By Renee Agatep
Deep in the heart of Appalachia, Harvey completed Vera. He recognized his beloved’s precise countenance, her light, his own eye beyond the easel looking on from a doorway. He felt the joy of his precise pain frozen in the brushstrokes. She was as true as art can be.
Monsieur Devereaux, the gallerist at Winston Contemporary, had assured him she would be treated with the utmost care. He’d emailed yesterday to apologize –the transport crew had fallen ill. Harvey would need to wrap and transport the piece to Washington D.C. himself if he wanted to make the exhibition.
It had been his own fault, that part. He’d delayed the completion of the painting as long as possible. The nail of her forefinger was never quite right, he’d overlooked the feathered ends of her eyelashes. But today he rolled the canvas carefully, tied it with parchment paper, and slid it into a custom-ordered tube. Vera would be safe on the nine-hour journey.
The expense was no concern, though Harvey had nothing outside of his cabin and his brushes. The cabin had cost Vera and Harvey $10,000 in the summer of 1972. The paint brushes he’d made from her hair – collected from combs he couldn’t bring himself to discard. She came to him in a dream and told him to make the painting more than 20 years ago.
He’d told that story to anyone who would listen ever since, but Mr. Samuelson, the curator at Winston Contemporary, had found the story particularly compelling. He responded to Harvey’s email right away, demanding to see photos of the work in progress.
After much encouragement from Mr. Samuelson, Harvey sent a photo of the painting, knowing it to be unfinished. Mr. Samuelson replied that the head curator, Mr. Greystone, “was enthralled with the work, overjoyed, truly”. Winston Contemporary would stop at nothing to see Vera in their DC gallery.
Harvey drove through the winding mountain roads with Vera by his side, thinking all the while of the kindness he’d received from Mr. Devereaux, Mr. Greystone, and the ever-beaming Mr. Samuelson. Vera would be known to the world and, most importantly, Harvey’s Vera would have eyes once more. The shadow of his dream realized upon canvas, breathing in the awe of those who beheld her.
When Harvey arrived in Washington D.C., he double checked the address that Mr. Greystone had given him. The GPS had taken him to a suburb where homes crowded in close to the sidewalks, but there were no galleries in sight. No coffee shops, no nightlife, no buzz of the living city he’d imagined for Vera.

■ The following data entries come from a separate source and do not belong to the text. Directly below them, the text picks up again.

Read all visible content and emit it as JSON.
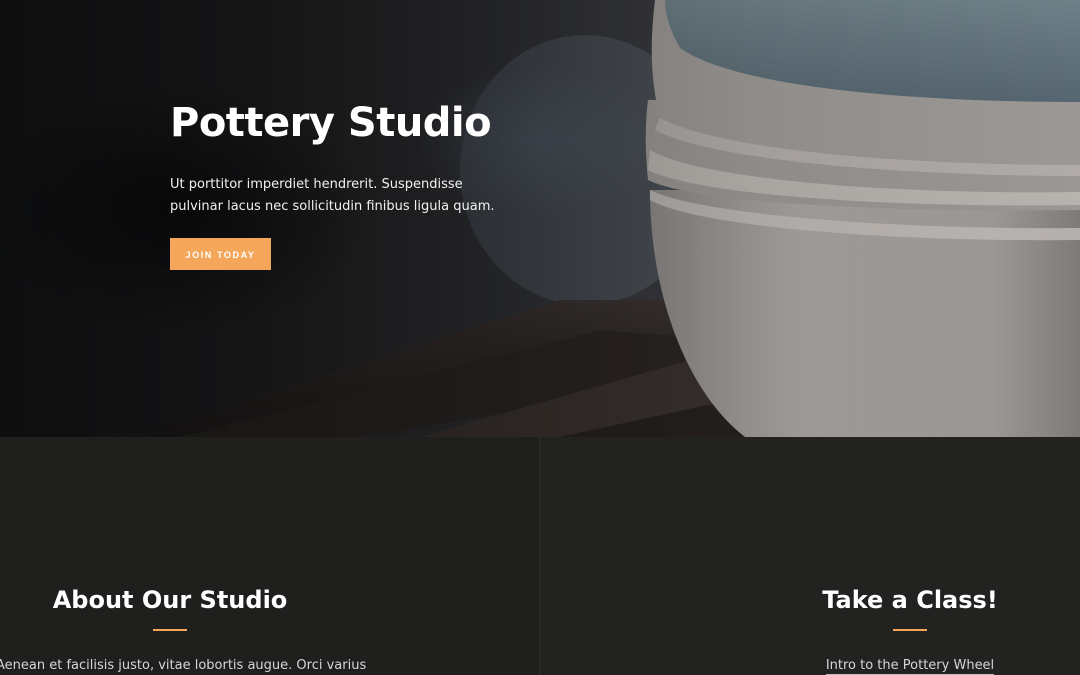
{
  "hero": {
    "title": "Pottery Studio",
    "text": "Ut porttitor imperdiet hendrerit. Suspendisse pulvinar lacus nec sollicitudin finibus ligula quam.",
    "button_label": "JOIN TODAY",
    "background_image": "stacked-ceramic-bowls-photo"
  },
  "about": {
    "heading": "About Our Studio",
    "text": "Aenean et facilisis justo, vitae lobortis augue. Orci varius"
  },
  "classes": {
    "heading": "Take a Class!",
    "link_text": "Intro to the Pottery Wheel"
  },
  "colors": {
    "accent": "#f4a65a",
    "section_background": "#1f1f1e",
    "heading_text": "#ffffff"
  }
}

No matter, no matter, Harvey thought.
A young boy tapped on the passenger side window.
Confused, Harvey cranked down the window of the old pickup.
“Hey Harvey! I’m Tristan McKenzie. Er, uh, you know. Mr. Greystone.”
A blonde tuft of hair blew in the wind. Harvey looked to the backpack straps about the boy’s shoulders.
“We got the signed contract. I’ll take Vicky or Val or whoever off ya now.”
Dumbstruck, Harvey watched the boy take the tube from the passenger seat.
“When will Monsieur Devereaux arrive? Where is Mr. Samuelson?” Harvey called after the boy, already several paces away.
“Ah, I see. If you read the website for Winston Contemporary, you’d know that Mr. Samuelson, Mr. Devereaux, and Mr. Greystone are aliases. It’s a common practice in the art world, I assure you.”
Those words. I assure you. Those were Mr. Samuelson’s.
Harvey found himself on the sidewalk. He now began to run.
“Get back here, kid! Come back!”
Tristan waved the tube over his head.
“Winston Contemporary specializes in performance art!”
The boy, half a block away from Harvey’s trembling hands, now held a small blue box and a cigarette lighter. From the box came a spray of liquid, then flames. Tristan threw the tube to the ground and took out his phone, recording the canvas in conflagration.
Harvey ran to the fire, stamping his feet and slapping his jacket. By the time the flames were out, Vera was nothing but ash and smoke.
Tristan looked into the camera, eyes pulsing with the elation of destruction.
“Remember to like and subscribe!”
Harvey sat on the curb and thought to strike the child who stood over him. He didn’t know if he had the strength.
An overjoyed Tristan replayed the footage mere feet from Harvey.
“I’m going to get so many hits. Man, I fucking love art.”